We must never forget that the Day of Pentecost -- the day that Christ empowered his Church -- was a day of bold witness to the lost, of mutual edification and love, and of a supernatural dispensation of Heaven's power. The church did not -- upon receiving the Spirit of God -- write a theology text, or form a committee, or establish a bureaucracy, or construct a building, or engage in idle arguments about the extent of the atonement, or the nature of election.
When the early church was baptized with God's Spirit, they instead hurled themselves to the farthest corners of the earth to preach the soul-saving name of Jesus. From day one, they were steadfast in prayer, praise, and proclamation. They were a missionary people before anything else. We would do well to remember this. Sure, there were struggles and hardships from the very beginning. But they refused to lose their focus in the midst of the difficulties.
When the Southern Baptist Convention has shouldered immense financial burdens and frustrating disorganization, she found the will to press on. The Cooperative Program was launched as a tool to keep the SBC FOCUSED on the Gospel rather than on the budgets and buildings and bureaucracy.
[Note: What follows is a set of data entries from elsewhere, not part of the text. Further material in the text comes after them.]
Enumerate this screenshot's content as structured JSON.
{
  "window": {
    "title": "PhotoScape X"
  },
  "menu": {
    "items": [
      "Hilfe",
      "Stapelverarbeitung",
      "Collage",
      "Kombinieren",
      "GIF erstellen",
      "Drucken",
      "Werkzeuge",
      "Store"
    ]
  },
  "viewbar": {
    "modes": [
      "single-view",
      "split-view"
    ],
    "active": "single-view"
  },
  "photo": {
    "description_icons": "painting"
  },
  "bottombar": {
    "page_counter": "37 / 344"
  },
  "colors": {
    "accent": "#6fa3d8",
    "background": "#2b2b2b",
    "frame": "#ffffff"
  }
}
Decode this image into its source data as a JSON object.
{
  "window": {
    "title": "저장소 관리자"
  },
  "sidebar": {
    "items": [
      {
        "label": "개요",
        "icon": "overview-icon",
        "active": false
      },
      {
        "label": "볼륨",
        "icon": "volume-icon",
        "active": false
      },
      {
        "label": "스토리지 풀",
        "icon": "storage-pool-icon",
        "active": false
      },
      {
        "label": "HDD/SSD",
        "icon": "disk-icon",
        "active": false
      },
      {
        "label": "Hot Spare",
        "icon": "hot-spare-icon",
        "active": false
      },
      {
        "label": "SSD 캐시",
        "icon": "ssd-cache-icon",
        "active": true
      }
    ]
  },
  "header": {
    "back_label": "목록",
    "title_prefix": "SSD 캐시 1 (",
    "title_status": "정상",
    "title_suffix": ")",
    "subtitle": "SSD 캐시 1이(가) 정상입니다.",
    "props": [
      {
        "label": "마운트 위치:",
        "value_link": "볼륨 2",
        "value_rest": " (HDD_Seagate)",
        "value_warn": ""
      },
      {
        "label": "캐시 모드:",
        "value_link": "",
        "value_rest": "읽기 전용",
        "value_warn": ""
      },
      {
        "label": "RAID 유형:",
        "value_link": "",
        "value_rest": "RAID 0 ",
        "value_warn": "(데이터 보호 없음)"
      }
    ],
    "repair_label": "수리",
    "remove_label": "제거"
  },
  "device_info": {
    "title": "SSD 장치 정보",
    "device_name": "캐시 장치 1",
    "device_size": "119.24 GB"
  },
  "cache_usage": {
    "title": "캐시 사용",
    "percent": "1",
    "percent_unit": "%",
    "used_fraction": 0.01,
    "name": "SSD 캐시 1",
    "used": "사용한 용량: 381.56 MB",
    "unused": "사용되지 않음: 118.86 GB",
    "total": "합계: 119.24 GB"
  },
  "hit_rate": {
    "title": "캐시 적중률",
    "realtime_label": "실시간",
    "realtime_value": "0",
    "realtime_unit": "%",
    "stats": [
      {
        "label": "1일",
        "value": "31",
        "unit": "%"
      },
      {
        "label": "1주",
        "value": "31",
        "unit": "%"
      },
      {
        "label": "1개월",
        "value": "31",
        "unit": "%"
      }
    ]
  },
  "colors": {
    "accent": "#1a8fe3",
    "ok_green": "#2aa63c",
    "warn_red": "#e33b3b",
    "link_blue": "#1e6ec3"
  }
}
Today, the Cooperative Program is just that…it is a tool. A means of organizing ourselves to KEEP US focused on the main thing. Jesus said that where a man’s treasure is, there is heart is also. 95% of the SBC’s receipts go to our missionary and relief efforts, our centers of theological education, and to plant churches for those who hunger and thirst after righteousness.
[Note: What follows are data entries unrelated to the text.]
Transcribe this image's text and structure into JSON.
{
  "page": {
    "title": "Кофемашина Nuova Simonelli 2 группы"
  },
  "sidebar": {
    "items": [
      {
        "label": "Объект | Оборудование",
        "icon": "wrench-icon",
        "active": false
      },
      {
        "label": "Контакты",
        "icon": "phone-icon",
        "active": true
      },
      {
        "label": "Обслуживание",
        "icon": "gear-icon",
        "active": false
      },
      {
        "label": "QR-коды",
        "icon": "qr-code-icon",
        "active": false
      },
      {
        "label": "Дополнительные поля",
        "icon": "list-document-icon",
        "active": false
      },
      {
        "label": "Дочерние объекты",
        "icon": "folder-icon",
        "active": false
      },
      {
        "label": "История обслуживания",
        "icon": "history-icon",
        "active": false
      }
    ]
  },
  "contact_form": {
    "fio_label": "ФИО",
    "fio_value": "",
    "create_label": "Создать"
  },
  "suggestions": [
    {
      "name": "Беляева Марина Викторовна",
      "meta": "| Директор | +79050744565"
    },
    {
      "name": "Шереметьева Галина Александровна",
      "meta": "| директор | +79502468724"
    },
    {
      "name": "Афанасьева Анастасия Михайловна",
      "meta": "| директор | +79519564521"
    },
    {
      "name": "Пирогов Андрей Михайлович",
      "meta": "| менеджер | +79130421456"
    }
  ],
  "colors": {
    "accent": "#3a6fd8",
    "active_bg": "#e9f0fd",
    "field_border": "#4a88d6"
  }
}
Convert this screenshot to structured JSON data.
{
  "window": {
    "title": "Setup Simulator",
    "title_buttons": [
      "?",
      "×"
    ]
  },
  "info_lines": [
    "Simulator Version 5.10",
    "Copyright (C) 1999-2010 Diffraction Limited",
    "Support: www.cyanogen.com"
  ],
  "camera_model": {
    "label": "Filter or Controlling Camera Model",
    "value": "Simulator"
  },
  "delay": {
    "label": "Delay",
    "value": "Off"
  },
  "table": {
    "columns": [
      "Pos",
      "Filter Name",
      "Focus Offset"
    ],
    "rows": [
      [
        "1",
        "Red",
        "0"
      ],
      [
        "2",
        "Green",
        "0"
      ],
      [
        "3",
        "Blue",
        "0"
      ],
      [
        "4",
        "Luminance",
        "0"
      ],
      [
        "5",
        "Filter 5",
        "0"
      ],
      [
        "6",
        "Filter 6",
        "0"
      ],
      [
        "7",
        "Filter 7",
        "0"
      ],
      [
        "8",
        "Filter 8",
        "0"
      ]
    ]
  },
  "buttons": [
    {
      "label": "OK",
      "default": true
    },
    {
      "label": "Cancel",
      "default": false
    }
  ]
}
The victories of faith in the life of the convention did not happen because men and women loved doctrine. They happened because they
loved Jesus. Where will we be and what will we be doing when Lottie Moon is once again boarding a boat to the distant shores of East Asia? Better
yet, what will we be doing when Christ comes again? What will we have done for His glory between now and then? What if it were to be soon?
With this in mind, there are some questions that Southern Baptists must ask in this hour.
1. Is a Great Commission Resurgence more about the Great Commission than about the Southern Baptist Convention?
2. Like the Conservative Resurgence, does the Great Commission Resurgence offer a clear objective and a transparent process for achieving
that objective?
3. Does the Great Commission Resurgence seek to bring together all Southern Baptists – at the national, state, and associational level – or does it unnecessarily alienate certain demographics?
4. Does the Great Commission Resurgence honor the long-established trustee governance of our entities wherein the trustees are elected by the Southern Baptist Convention from among pastors and laymen throughout the Convention?
5. Does the Great Commission Resurgence seek personal transformation of our hearts, or institutional transformation of our structure?